#3 Son was home for the long weekend. I took him back to school earlier this evening. He'll be there for another couple of weeks - the program ends July 19th. I helped him carry his stuff into his room and, when done, I turned around and walked down this long hallway - from his room, to the entrance.
It's a typical institutional hallway, cinderblock, painted a bright yellow, square incandescent fixtures spaced evenly in the low ceiling. It struck me that soon, very soon, this place will become as familiar to my son as the walls in his room, at home. There's even a chance that soon, very soon, different walls will be 'home', different places and faces will become the familiar and everyday in his life. We will become what he references when he says, to his new places and faces, "When I was growing up." - looking back over his shoulder at where he has been, on his way to wherever it is he is going.

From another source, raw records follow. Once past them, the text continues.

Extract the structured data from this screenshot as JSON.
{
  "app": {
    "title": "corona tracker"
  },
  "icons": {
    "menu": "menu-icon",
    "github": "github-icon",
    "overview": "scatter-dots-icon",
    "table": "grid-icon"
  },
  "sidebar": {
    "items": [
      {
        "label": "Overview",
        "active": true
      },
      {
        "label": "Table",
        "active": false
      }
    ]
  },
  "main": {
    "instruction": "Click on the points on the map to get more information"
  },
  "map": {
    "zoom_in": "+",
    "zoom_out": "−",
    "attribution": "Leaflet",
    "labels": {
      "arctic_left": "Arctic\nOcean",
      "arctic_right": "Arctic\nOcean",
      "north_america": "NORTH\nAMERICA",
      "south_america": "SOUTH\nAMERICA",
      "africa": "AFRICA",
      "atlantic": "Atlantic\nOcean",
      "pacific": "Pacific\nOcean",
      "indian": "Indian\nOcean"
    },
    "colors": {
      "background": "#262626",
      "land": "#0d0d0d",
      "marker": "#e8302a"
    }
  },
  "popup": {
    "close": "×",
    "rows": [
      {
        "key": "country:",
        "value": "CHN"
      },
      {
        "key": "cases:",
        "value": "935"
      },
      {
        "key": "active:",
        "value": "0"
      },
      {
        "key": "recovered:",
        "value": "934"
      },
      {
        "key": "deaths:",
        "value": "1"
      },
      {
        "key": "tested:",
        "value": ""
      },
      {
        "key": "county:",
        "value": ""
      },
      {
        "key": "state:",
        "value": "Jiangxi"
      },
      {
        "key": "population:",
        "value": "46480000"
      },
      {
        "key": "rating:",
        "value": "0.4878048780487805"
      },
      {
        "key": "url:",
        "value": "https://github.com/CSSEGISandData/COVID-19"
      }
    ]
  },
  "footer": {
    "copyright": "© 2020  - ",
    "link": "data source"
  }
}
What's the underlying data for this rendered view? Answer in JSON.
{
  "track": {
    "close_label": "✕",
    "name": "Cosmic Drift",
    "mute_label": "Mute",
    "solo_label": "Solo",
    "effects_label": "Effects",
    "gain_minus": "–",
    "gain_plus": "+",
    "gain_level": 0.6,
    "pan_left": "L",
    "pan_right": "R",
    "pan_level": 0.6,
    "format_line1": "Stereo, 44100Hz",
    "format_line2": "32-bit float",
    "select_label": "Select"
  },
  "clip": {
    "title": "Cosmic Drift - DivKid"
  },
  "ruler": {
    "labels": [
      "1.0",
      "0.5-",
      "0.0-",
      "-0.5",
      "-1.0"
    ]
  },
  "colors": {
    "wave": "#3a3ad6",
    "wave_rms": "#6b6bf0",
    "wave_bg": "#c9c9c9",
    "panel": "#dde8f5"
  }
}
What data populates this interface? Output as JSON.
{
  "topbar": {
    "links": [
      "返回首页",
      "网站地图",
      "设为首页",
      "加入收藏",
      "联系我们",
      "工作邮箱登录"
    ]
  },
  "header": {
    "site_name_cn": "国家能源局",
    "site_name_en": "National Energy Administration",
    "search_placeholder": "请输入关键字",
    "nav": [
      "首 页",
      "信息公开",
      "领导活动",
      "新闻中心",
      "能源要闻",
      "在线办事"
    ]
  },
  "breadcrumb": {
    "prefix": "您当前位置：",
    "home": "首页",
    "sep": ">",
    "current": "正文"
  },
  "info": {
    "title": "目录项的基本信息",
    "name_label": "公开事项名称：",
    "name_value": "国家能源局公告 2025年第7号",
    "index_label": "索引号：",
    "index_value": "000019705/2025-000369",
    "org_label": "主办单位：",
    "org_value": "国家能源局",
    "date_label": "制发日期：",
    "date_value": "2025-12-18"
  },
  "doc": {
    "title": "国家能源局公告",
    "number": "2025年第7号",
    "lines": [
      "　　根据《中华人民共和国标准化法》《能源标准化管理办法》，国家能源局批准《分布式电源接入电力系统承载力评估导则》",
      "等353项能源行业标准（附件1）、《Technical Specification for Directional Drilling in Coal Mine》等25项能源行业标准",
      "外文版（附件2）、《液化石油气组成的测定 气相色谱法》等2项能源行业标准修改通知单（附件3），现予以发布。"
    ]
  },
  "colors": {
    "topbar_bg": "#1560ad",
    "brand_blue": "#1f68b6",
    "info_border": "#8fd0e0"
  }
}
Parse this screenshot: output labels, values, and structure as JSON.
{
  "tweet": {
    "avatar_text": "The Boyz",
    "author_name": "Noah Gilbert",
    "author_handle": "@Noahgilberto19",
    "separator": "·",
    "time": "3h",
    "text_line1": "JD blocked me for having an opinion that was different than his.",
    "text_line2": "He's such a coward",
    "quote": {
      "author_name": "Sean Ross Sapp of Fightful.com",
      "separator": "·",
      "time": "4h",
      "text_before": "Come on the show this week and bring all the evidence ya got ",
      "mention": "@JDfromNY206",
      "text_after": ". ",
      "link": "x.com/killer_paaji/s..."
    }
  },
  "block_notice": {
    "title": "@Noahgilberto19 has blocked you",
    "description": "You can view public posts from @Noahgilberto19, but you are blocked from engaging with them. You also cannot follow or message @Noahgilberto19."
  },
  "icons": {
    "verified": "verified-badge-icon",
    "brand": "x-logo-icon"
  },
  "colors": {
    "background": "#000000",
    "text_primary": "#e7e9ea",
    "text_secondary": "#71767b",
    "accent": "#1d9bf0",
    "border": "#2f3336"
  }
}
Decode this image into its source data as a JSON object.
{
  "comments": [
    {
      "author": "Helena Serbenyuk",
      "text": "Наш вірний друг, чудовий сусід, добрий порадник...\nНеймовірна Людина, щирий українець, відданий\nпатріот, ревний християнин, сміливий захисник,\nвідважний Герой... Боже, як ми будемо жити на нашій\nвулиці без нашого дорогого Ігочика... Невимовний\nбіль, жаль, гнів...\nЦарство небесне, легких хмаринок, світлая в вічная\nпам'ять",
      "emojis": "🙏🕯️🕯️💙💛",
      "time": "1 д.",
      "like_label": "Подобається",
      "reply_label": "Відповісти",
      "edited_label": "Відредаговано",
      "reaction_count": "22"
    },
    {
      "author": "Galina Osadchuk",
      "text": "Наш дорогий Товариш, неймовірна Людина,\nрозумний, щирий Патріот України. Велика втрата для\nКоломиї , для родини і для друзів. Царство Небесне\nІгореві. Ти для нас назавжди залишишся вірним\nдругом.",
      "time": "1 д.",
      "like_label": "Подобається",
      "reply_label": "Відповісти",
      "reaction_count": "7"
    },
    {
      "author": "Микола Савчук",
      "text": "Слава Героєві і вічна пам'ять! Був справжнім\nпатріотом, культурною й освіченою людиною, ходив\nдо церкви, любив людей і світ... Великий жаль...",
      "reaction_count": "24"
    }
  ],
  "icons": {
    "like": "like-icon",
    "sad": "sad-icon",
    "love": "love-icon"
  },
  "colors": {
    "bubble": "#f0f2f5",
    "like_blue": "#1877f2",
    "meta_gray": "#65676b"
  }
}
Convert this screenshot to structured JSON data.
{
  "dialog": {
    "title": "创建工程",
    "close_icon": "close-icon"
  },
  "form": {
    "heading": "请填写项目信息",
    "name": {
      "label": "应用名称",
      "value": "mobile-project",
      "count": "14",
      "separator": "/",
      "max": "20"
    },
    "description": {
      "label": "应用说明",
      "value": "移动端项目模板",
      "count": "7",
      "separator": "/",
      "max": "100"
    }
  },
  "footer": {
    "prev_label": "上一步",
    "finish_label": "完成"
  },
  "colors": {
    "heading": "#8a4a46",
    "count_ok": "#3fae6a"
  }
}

I don't know if I'm ready for this.
As long as we're on the subject ... I don't remember whether I've mentioned this or not, but #3 intends to major in Japanese. At first he thought he might double major and add Computer Science with a minor in Education, but he has decided on a more realistic approach and he's going to double in Education. There's a government program that will pay part of his tuition if he commits to teaching for a while in 'high need' areas after he graduates. He's interested. I hope it works out.
I still don't know if I'm ready for this.
It was hard enough sending him off to the residential high school when he was a Sophomore. But it was High School, and he was still our responsibility. Now he's 18. And it's college. And he's legally an adult.
And I really don't know if I'm ready for this.
And I don't know if HE'S ready, either. It's a long hallway.